To make shopping for your skin type even easier, Neutrogena has come out with three new cleansers with unique formulas designed just for dry/sensitive, oily, and combination skin. Take note of the 2 percent polyhydroxy acid on all three ingredient lists: PHA is a gentler alternative to the commonly used alpha hydroxy acids (AHAs) that are often packed into skincare to help slough away dead skin cells. It’s really next-level skincare, from the ingredient list to the formulation—all you have to do is grab the one that best matches your skin and start cleansing.
Evaluate Your Lifestyle
Are you staring at a computer screen all day for work? Do you run every morning? Do you like to go out every weekend? Your lifestyle plays a significant role in what products you should be using in your routine.

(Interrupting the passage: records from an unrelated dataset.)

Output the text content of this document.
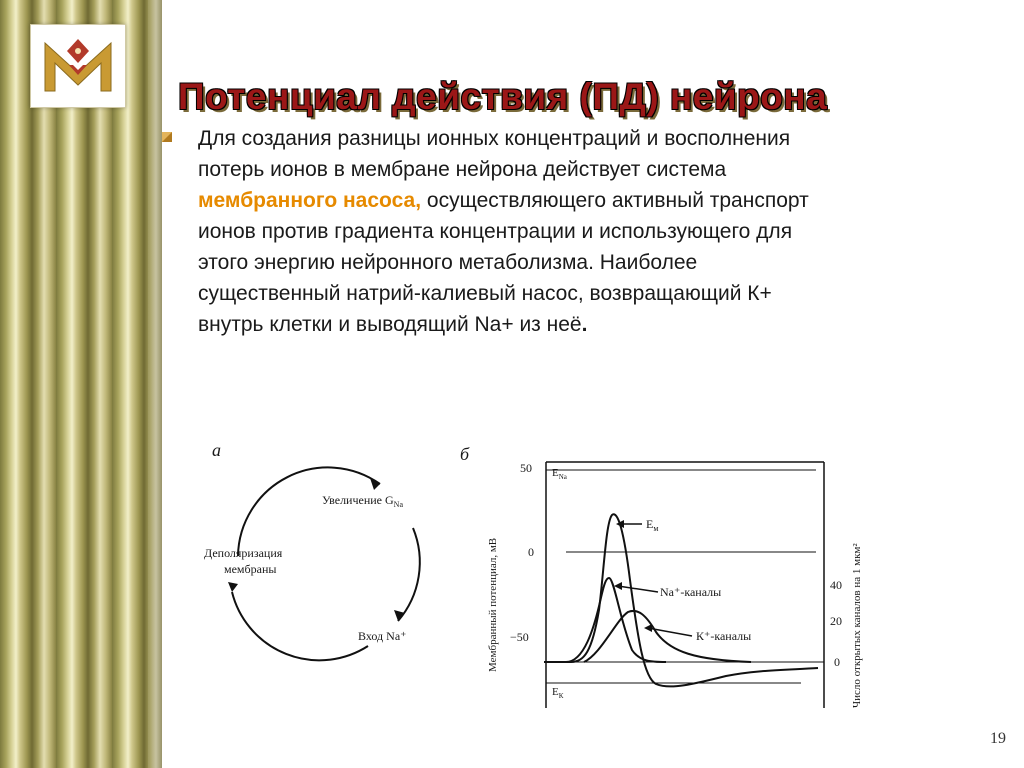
Потенциал действия (ПД) нейрона
Для создания разницы ионных концентраций и восполнения потерь ионов в мембране нейрона действует система мембранного насоса, осуществляющего активный транспорт ионов против градиента концентрации и использующего для этого энергию нейронного метаболизма. Наиболее существенный натрий-калиевый насос, возвращающий К+ внутрь клетки и выводящий Na+ из неё.
а
Увеличение $G_{Na}$
Вход Na⁺
Деполяризация
мембраны
б
Мембранный потенциал, мВ	Число открытых каналов на 1 мкм²
50
0
−50
40
20
0
$E_{Na}$
$E_К$
$E_м$
Na⁺-каналы
К⁺-каналы
19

The first thing Dr. Robach says to think about is how much sleep you get. While everyone should be aiming to get anywhere between seven to eight hours of sleep, we know it can be hard to do on a consistent basis. “There are products that are like [boosters] for the skin, helping the skin repair itself better even with little sleep,” she says. You’ll want to do some research on products that are packed with antioxidants and growth factors—they’re what help support collagen production, the stuff that makes your skin look plump and healthy.
Another thing to consider is how much exposure you’re getting to blue light. Also known as high-energy visible (HEV) light, blue light is emitted through phones, tablets, and computers and can penetrate skin deeper than UVB or UVA rays. Studies show that blue light can accelerate the appearance of fine lines and hyperpigmentation.
“Blue light causes stress in the skin cells leading to oxidative stress, a process that creates free radicals in the skin and damages collagen and elastin,” Dr. Rabach says. “Products with antioxidants work by targeting and neutralizing free radicals.”
To get ahead of HEV exposure, try limiting your screen time when possible, keep your phone on night mode, and pop a mineral-based SPF onto the most exposed areas, like your face and neck—yes, even indoors in front of your computer!
And, no matter what type of day you’ve had, never go to bed with your makeup on. You will regret this move 100 percent of the time. Trust us when we say it’s well worth it to take the extra 30 seconds to grab your cleanser and wash up. Your skin will thank you.
See a Dermatologist
When it comes to skin health, your best resource is going to be your dermatologist. “[Dermatologists] can help you mix and match ingredients to maximize skin health and minimize interactions or side effects,” says Dr. Rabach. They can give you a rec for anything from prescription acne treatments to drugstore cleansers, so don’t be shy about asking.
Make sure to share anything and everything that can help them develop a routine best suited for your skin. Think: a family history of skin cancer, your current hectic lifestyle, or present medical conditions. They’ll take all of these important factors into consideration when helping you develop a regimen. And once you have one, it’s up to you to use it consistently in order to see your best results.